Five years after retirement, any player with 10 years of major league experience who passes a screening committee is eligible to be elected by BBWAA members with 10 years' membership or more who have been covering MLB at any time in the 10 years preceding the election. From a final ballot including 25–40 candidates, each writer may vote for up to 10 players. Any player named on 75% or more of all ballots cast is elected. A player, named on fewer than 5% of ballots is dropped from future elections. In some instances, the screening committee had restored their names to ballots, but in the mid-1990s, dropped players were made permanently ineligible for Hall of Fame consideration by the Veterans Committee. A 2001 change in the election procedures restored. Players receiving 5% or more of the votes but fewer than 75% are reconsidered annually until a maximum of ten years of eligibility. Under special circumstances, certain players may be deemed eligible for induction though they have not met all requirements.

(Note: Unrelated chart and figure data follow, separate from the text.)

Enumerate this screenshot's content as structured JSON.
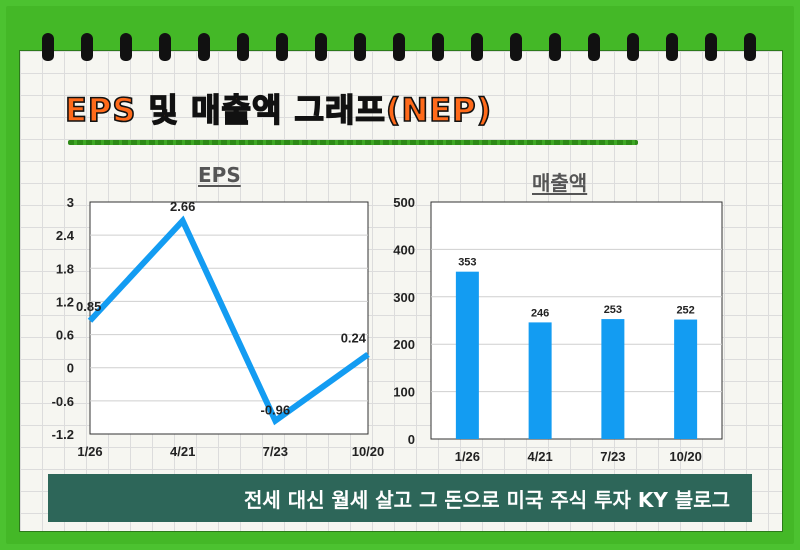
{
  "page": {
    "title": "EPS 및 매출액 그래프(NEP)",
    "banner": "전세 대신 월세 살고 그 돈으로 미국 주식 투자 KY 블로그"
  },
  "colors": {
    "accent": "#ff6a1a",
    "series": "#139cf2",
    "frame": "#4cc230",
    "banner": "#2d6659"
  },
  "chart_data": [
    {
      "type": "line",
      "title": "EPS",
      "categories": [
        "1/26",
        "4/21",
        "7/23",
        "10/20"
      ],
      "values": [
        0.85,
        2.66,
        -0.96,
        0.24
      ],
      "data_labels": [
        "0.85",
        "2.66",
        "-0.96",
        "0.24"
      ],
      "ylim": [
        -1.2,
        3
      ],
      "yticks": [
        "3",
        "2.4",
        "1.8",
        "1.2",
        "0.6",
        "0",
        "-0.6",
        "-1.2"
      ],
      "ytick_values": [
        3,
        2.4,
        1.8,
        1.2,
        0.6,
        0,
        -0.6,
        -1.2
      ],
      "grid": true,
      "legend": "none"
    },
    {
      "type": "bar",
      "title": "매출액",
      "categories": [
        "1/26",
        "4/21",
        "7/23",
        "10/20"
      ],
      "values": [
        353,
        246,
        253,
        252
      ],
      "data_labels": [
        "353",
        "246",
        "253",
        "252"
      ],
      "ylim": [
        0,
        500
      ],
      "yticks": [
        "500",
        "400",
        "300",
        "200",
        "100",
        "0"
      ],
      "ytick_values": [
        500,
        400,
        300,
        200,
        100,
        0
      ],
      "grid": true,
      "legend": "none"
    }
  ]
}
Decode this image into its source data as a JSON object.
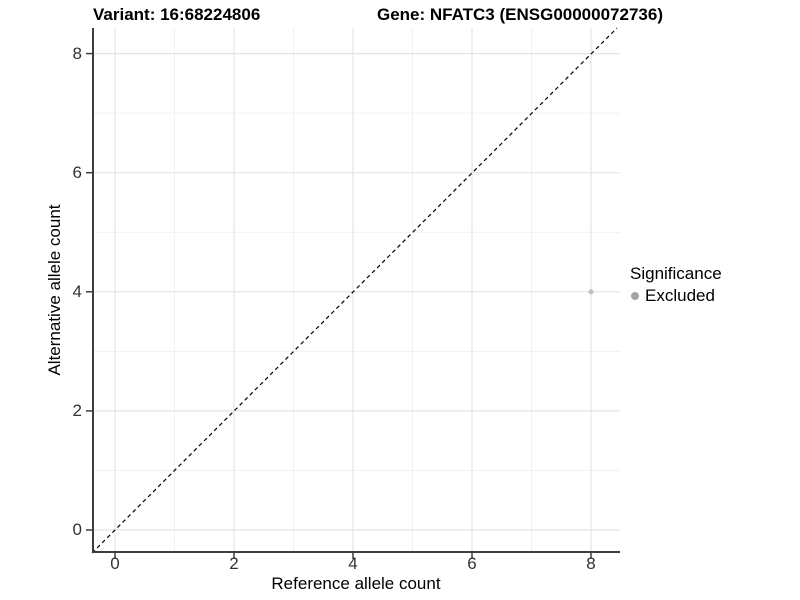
{
  "titles": {
    "left": "Variant: 16:68224806",
    "right": "Gene: NFATC3 (ENSG00000072736)"
  },
  "chart_data": {
    "type": "scatter",
    "title": "Variant: 16:68224806   Gene: NFATC3 (ENSG00000072736)",
    "xlabel": "Reference allele count",
    "ylabel": "Alternative allele count",
    "xlim": [
      -0.4,
      8.5
    ],
    "ylim": [
      -0.45,
      8.4
    ],
    "xticks": [
      0,
      2,
      4,
      6,
      8
    ],
    "yticks": [
      0,
      2,
      4,
      6,
      8
    ],
    "minor_xticks": [
      1,
      3,
      5,
      7
    ],
    "minor_yticks": [
      1,
      3,
      5,
      7
    ],
    "grid": "major and minor gridlines, white panel background",
    "legend_position": "right",
    "series": [
      {
        "name": "Excluded",
        "color": "#c0c0c0",
        "points": [
          {
            "x": 8,
            "y": 4
          }
        ]
      }
    ],
    "reference_line": {
      "type": "identity y=x",
      "style": "dashed",
      "color": "#000000"
    }
  },
  "legend": {
    "title": "Significance",
    "items": [
      {
        "label": "Excluded",
        "color": "#a3a3a3"
      }
    ]
  },
  "colors": {
    "background": "#ffffff",
    "axis_line": "#3d3d3d",
    "tick_label": "#333333",
    "grid_major": "#e4e4e4",
    "grid_minor": "#f1f1f1",
    "point": "#c0c0c0"
  }
}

Addie Joss was elected despite only playing nine seasons before he died of meningitis. Additionally, if an otherwise eligible player dies before his fifth year of retirement that player may be placed on the ballot at the first election at least six months after his death. Roberto Clemente's induction in 1973 set the precedent when the writers chose to put him up for consideration after his death on New Year's Eve, 1972; the five-year waiting period was established in 1954 after an evolutionary process. In 1936 all players were eligible, including active ones. From the 1937 election until the 1945 election, there was no waiting period, so any retired player was eligible, but writers were discouraged from voting for current major leaguers. Since there was no formal rule preventing a writer from casting a ballot for an active player, the scribes did not always comply with the informal guideline.